Fig & Blue Cheese Pinwheels

by Michele Pesula Kuegler | July 13th, 2020 | Appetizers, Recipes, Tapas Monday

What’s sweet, flaky, salty, and crunchy?
These fig & blue cheese pinwheels!

Puff pastry wrapped around fig jam, blue cheese, and walnuts
Puff pastry wrapped around fig jam, blue cheese, and walnuts

Fig & Blue Cheese Pinwheels

Michele Pesula Kuegler

Prep Time 40 mins
Cook Time 30 mins
Total Time 1 hr 10 mins

Course Appetizer

Servings 20 pinwheels



  • 1/4 cup homemade fig jam
  • 1 sheet puff pastry defrosted
  • 1/4 cup chopped walnuts
  • 1/4 cup blue cheese
  • 1 egg whisked
  • honey optional



  • Roll puff pastry into 10”x12” rectangle.
  • Spread 1/4 cup fig jam on puff pastry.
  • Top jam with walnuts and blue cheese crumbled, leaving 1-inch margin on one long side.
  • Brush the margin with egg wash.
  • Roll the dough, starting on the long side with no margin.
  • Seal by firmly pressing the egg washed-edge against the pinwheel.
  • Place in the freezer for 15 minutes.
  • Preheat oven to 375° while dough chills.
  • Remove from freezer, and cut into 20 slices.
  • Place on a parchment paper-lined baking tray, leaving an inch between each.
  • Brush with egg wash.
  • Bake for 25-30 minutes, or until golden brown.
  • Drizzle honey on pinwheels, if desired.

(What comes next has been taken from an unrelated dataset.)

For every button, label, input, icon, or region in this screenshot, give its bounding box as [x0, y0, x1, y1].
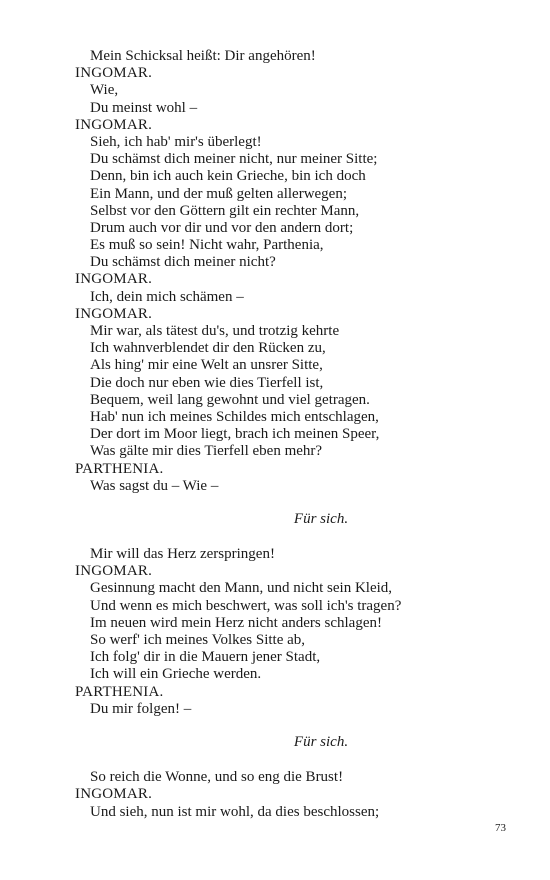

Keyword figs and blue cheese

I am in week two of a store bought pastry theme. It wasn’t intentional, but as I made Lazy Baklava, my mind wandered to puff pastry. Although I like to master almost every baked good I encounter, puff pastry is one of the few items where I have not attempted that challenge.

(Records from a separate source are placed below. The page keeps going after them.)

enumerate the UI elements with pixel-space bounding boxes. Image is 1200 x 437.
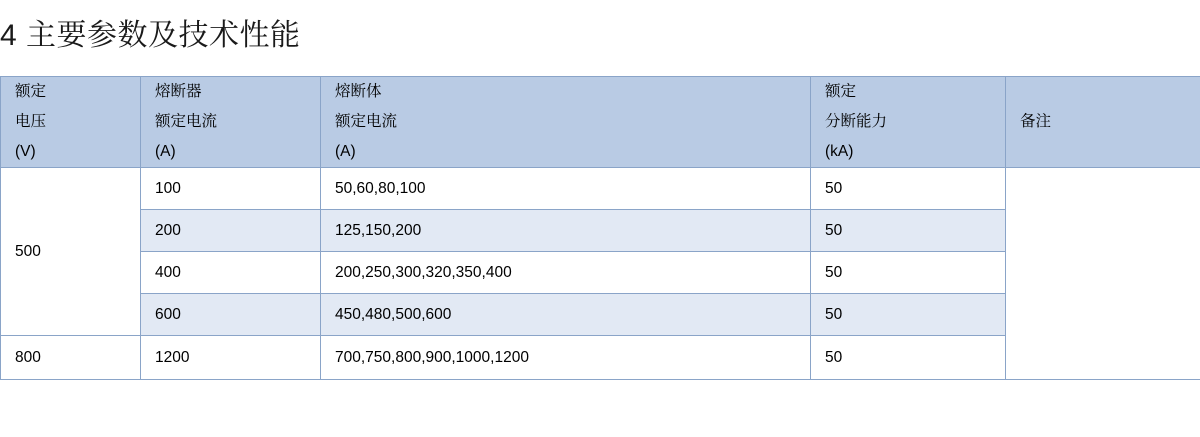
header-line: (A)	[335, 143, 356, 160]
cell-fuse-rated-current: 200	[141, 210, 321, 252]
cell-remark	[1006, 168, 1200, 380]
table-header-row	[1, 77, 1200, 168]
column-header-fuse-element-rated-current	[321, 77, 811, 168]
cell-breaking-capacity: 50	[811, 210, 1006, 252]
header-line: 额定	[15, 83, 47, 100]
table-header	[1, 77, 1200, 168]
header-line: 额定电流	[155, 113, 218, 130]
header-line: 熔断体	[335, 83, 382, 100]
header-line: (V)	[15, 143, 36, 160]
cell-rated-voltage: 500	[1, 168, 141, 336]
cell-fuse-element-currents: 450,480,500,600	[321, 294, 811, 336]
cell-fuse-element-currents: 125,150,200	[321, 210, 811, 252]
header-line: 熔断器	[155, 83, 202, 100]
cell-fuse-rated-current: 400	[141, 252, 321, 294]
cell-fuse-rated-current: 600	[141, 294, 321, 336]
cell-breaking-capacity: 50	[811, 252, 1006, 294]
header-line: 备注	[1020, 113, 1052, 130]
column-header-breaking-capacity	[811, 77, 1006, 168]
table-row	[1, 168, 1200, 210]
header-line: (A)	[155, 143, 176, 160]
column-header-rated-voltage	[1, 77, 141, 168]
header-line: 额定电流	[335, 113, 398, 130]
cell-breaking-capacity: 50	[811, 294, 1006, 336]
column-header-fuse-rated-current	[141, 77, 321, 168]
cell-fuse-rated-current: 1200	[141, 336, 321, 380]
table-body	[1, 168, 1200, 380]
header-line: (kA)	[825, 143, 854, 160]
specification-table	[0, 76, 1200, 380]
column-header-remark	[1006, 77, 1200, 168]
cell-fuse-element-currents: 200,250,300,320,350,400	[321, 252, 811, 294]
header-line: 电压	[15, 113, 47, 130]
cell-fuse-rated-current: 100	[141, 168, 321, 210]
header-line: 分断能力	[825, 113, 888, 130]
cell-breaking-capacity: 50	[811, 336, 1006, 380]
page-title: 4 主要参数及技术性能	[0, 19, 301, 52]
cell-rated-voltage: 800	[1, 336, 141, 380]
cell-fuse-element-currents: 50,60,80,100	[321, 168, 811, 210]
header-line: 额定	[825, 83, 857, 100]
cell-fuse-element-currents: 700,750,800,900,1000,1200	[321, 336, 811, 380]
cell-breaking-capacity: 50	[811, 168, 1006, 210]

I have wondered why I haven’t done so. I have tried other items that people deem to be challenging: bagels, soufflés, macarons. And yet, I have let puff pastry remain an item that I buy. I think it comes down to a matter of time, money, and taste economics.

I recognize that puff pastry will require a good amount of time to make, as well as a good number of ingredients. However, they didn’t stop me when I made macarons. The biggest contributing factor to my decision is a matter of taste economics. (I have no idea if “taste economics” is a thing, but it’s the phrasing I created when thinking about puff pastry.)

Puff pastry wrapped around fig jam, blue cheese, and walnuts

Let me explain. If I make a soufflé or macarons, I will enjoy the actual product as is. As I savor every bite of the macaron, I will know it was worth the time spent and ingredients purchased. If I make puff pastry, it will be used as a delivery vehicle for other ingredients. Its task is to be a flaky, buttery base. While that’s a delicious task to have, it’s not the star ingredient. A store bought replacement will work just fine.

Of course, that doesn’t mean that in the future I can’t change my mind. Maybe on a dreary weekend day, I’ll buy all the ingredients and try to make homemade puff pastry. Maybe I’ll be amazingly successful on my first try. (Fingers crossed already)

If I do, I’m pretty sure that first batch will be eaten as simply as possible, topped with a little butter and a sprinkle of cinnamon-sugar.

Puff pastry wrapped around fig jam, blue cheese, and walnuts

Until then, I’m going to use store bought puff pastry and make scrumptious appetizers, such as these fig and blue cheese pinwheels. And I will enjoy every single bite.